En louant les qualités de constance du président américain, Nicolas Sarkozy a voulu se rassurer et nous tranquilliser. Il n’y a pas l’ombre d’un nuage menaçant entre Paris et Washington. « Entre nous, il peut y avoir des désaccords, mais jamais pour de mauvaises raisons », a assuré le chef de l’Etat en soulignant le climat de confiance commune et la volonté de travailler main dans la main pour préparer la présidence française du G20 à la fin de l’année. Il a même promis d’ « aller encore plus loin dans la réforme de la régulation du capitalisme mondial » et d’engager la réflexion sur un nouvel ordre monétaire international. Pourtant, sur ce terrain crucial de la réforme du système financier qu’il avait placé en tête de ses priorités, la rencontre Sarkozy-Obama n’a pas produit d’avancée majeure.
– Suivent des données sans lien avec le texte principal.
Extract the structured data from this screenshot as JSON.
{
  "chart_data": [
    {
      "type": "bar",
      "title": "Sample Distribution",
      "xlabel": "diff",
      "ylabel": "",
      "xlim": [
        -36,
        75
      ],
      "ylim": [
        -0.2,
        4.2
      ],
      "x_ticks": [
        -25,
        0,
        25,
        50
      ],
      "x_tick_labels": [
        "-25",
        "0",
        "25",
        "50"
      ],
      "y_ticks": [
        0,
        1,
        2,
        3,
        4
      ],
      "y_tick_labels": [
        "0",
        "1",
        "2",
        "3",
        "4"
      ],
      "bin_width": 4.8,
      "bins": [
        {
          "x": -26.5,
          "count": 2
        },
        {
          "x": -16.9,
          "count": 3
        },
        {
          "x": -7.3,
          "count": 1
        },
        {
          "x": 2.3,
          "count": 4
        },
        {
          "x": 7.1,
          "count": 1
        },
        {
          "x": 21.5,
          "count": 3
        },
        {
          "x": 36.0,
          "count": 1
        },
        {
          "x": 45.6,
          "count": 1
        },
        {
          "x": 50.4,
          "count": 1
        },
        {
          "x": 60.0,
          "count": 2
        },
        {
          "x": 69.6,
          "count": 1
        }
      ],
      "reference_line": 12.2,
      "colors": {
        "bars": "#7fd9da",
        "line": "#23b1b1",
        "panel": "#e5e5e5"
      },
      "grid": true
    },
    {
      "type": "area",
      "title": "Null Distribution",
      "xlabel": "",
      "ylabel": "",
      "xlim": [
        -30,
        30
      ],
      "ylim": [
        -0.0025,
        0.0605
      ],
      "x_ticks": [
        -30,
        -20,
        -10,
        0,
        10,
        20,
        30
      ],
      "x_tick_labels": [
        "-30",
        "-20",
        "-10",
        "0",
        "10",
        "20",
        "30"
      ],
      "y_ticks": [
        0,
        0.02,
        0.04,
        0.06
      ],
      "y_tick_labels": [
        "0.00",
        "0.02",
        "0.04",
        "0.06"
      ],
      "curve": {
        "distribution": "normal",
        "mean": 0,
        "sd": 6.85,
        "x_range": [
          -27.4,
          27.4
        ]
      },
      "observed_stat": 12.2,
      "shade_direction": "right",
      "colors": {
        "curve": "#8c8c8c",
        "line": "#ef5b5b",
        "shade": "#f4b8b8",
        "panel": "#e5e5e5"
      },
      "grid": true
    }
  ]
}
Après avoir tancé le « capitalisme de spéculation » dans son discours de New York, le président français s’est bien gardé de toute allusion aux divergences transatlantiques sur la réglementation des « hedge funds » ou l’harmonisation des règles comptables. Hormis une lettre de recadrage publiée par le comité de pilotage du G20, Paris s’en remet sagement au calendrier de Pittsburgh, qui ne brille pas forcément par son ambition. Or, s’il est un terrain où Barack Obama n’a pas toujours fait preuve d’une constance exemplaire et où Paris pourrait jouer le rôle d’aiguillon, c’est bien celui de la réforme de Wall Street. Comme l’a récemment souligné le prix Nobel d’économie Paul Krugman, la dernière mouture du projet de réforme financière américaine aujourd’hui sur la table, telle qu’elle a été élaborée par le sénateur démocrate du Connecticut, Christopher Dodd, est « substantiellement plus faible » que le projet initial de la Chambre des représentants. Il n’est pas dit non plus que les propositions Volcker, les plus incisives, sur l’encadrement et la séparation des activités bancaires, – pourtant officiellement endossées par Barack Obama il y a quelques mois -, soient reprises dans le dispositif final du Congrès, leur mise en oeuvre éventuelle ayant été finalement renvoyée au bon vouloir des régulateurs américains.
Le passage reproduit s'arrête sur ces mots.